The cloud-native database PolarDB previously launched a row-oriented table solution based on the X-Engine engine. This solution adopts the Log-Structured Merge-Tree (LSM-Tree) architecture and zstd high-efficiency compression. In standard scenarios, this solution can compress the storage space by 60% compared with InnoDB, and the performance decreases by 10% to 30%. This solution achieves a preliminary balance between cost and performance. However, the problem is not completely solved. On the one hand, row-oriented tables use high-performance SSD storage, so the cost of long-term retention (LTR) of cold data is still high. On the other hand, row-oriented storage cannot meet the requirements of high-performance analysis. Therefore, PolarDB X-Engine continues to evolve and launches a columnar table solution to break through the bottleneck from the two dimensions of storage architecture and computing capability:

• Lower cost: Column store is introduced. High-efficiency encoding and general compression are combined to compress data to 1/10 of the raw data. The ultimate cost-effectiveness of Object Storage Service (OSS) is utilized to significantly reduce long-term storage fees.

• Stronger analysis: Parallel calculation and batch processing technologies are utilized to improve the analysis performance of archived data by an order of magnitude.

Today, PolarDB has implemented fully automatic cold and hot data layer management. No manual intervention is required throughout the process. This provides a low-cost, high-performance, and easy-to-manage integrated solution for massive historical Data. This helps enterprises fully release the value of data assets and promotes intelligent upgrades.

PolarDB Columnar Table

PolarDB Overall Architecture

PolarDB adopts a storage-compute decoupled architecture. The bottom layer is the distributed storage tier. Multi-replica consistency is ensured through the ParallelRaft protocol. OSS is transparently supported. A compute node consists of one read-write (RW) node and one or more read-only (RO) nodes. The InnoDB and X-Engine engines are supported simultaneously. PolarProxy serves as a bridge between applications and compute nodes to provide read/write splitting and load balancing capabilities.

Architecture of PolarDB Columnar Table

The core features of the PolarDB columnar table are mainly reflected in the compute nodes, including the optimizer, execution operator, and storage engine layers.

• Optimizer: The cost-based optimizer is designed for row-column hybrid storage. The optimizer can automatically select row store or column store to execute query requests based on the cost.

• Execution engine: The vectorized parallel operator is designed for column store. It Supports extremely fast single table and multi-table queries.

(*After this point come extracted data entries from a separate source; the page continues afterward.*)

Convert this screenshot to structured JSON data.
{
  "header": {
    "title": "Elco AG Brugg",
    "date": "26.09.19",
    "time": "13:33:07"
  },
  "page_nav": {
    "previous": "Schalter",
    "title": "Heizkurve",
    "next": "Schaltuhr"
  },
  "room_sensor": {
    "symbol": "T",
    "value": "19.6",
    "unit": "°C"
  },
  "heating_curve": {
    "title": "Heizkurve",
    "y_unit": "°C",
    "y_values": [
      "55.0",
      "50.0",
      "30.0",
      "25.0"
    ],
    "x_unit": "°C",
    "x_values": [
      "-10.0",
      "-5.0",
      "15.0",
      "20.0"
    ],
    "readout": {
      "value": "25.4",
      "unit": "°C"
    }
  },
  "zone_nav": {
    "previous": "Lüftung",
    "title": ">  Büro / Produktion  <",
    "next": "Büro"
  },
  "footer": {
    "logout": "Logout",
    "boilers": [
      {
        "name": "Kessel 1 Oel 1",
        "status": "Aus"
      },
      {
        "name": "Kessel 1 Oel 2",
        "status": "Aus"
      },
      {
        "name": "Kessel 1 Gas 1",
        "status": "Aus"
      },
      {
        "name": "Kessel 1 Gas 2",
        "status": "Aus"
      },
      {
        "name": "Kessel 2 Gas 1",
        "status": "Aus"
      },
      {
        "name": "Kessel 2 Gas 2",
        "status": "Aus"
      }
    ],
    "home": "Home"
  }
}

• Storage engine: Support for column store is added for real-time transaction updates. The primary table of the column store adopts column store. Rapid update capabilities are provided through the NCI component (primary key index). The delete-mask component is used to mark deletion to provide high-efficiency parallel query capabilities. The row-oriented secondary index provides the ability to quickly filter invalid data.

Core Advantages

Based on 100% compatibility with the MySQL protocol, the PolarDB columnar table implements low-cost cold data archiving storage and brings an order-of-magnitude improvement in query performance.

• Storage-compute decoupled architecture: The storage-compute decoupled architecture is adopted. Compute and storage are extended independently to provide PB-level storage capacity.

• 100% compatible with MySQL: The columnar table has a data type system consistent with MySQL. It supports flexible type transformation and is 100% compatible with the MySQL protocol.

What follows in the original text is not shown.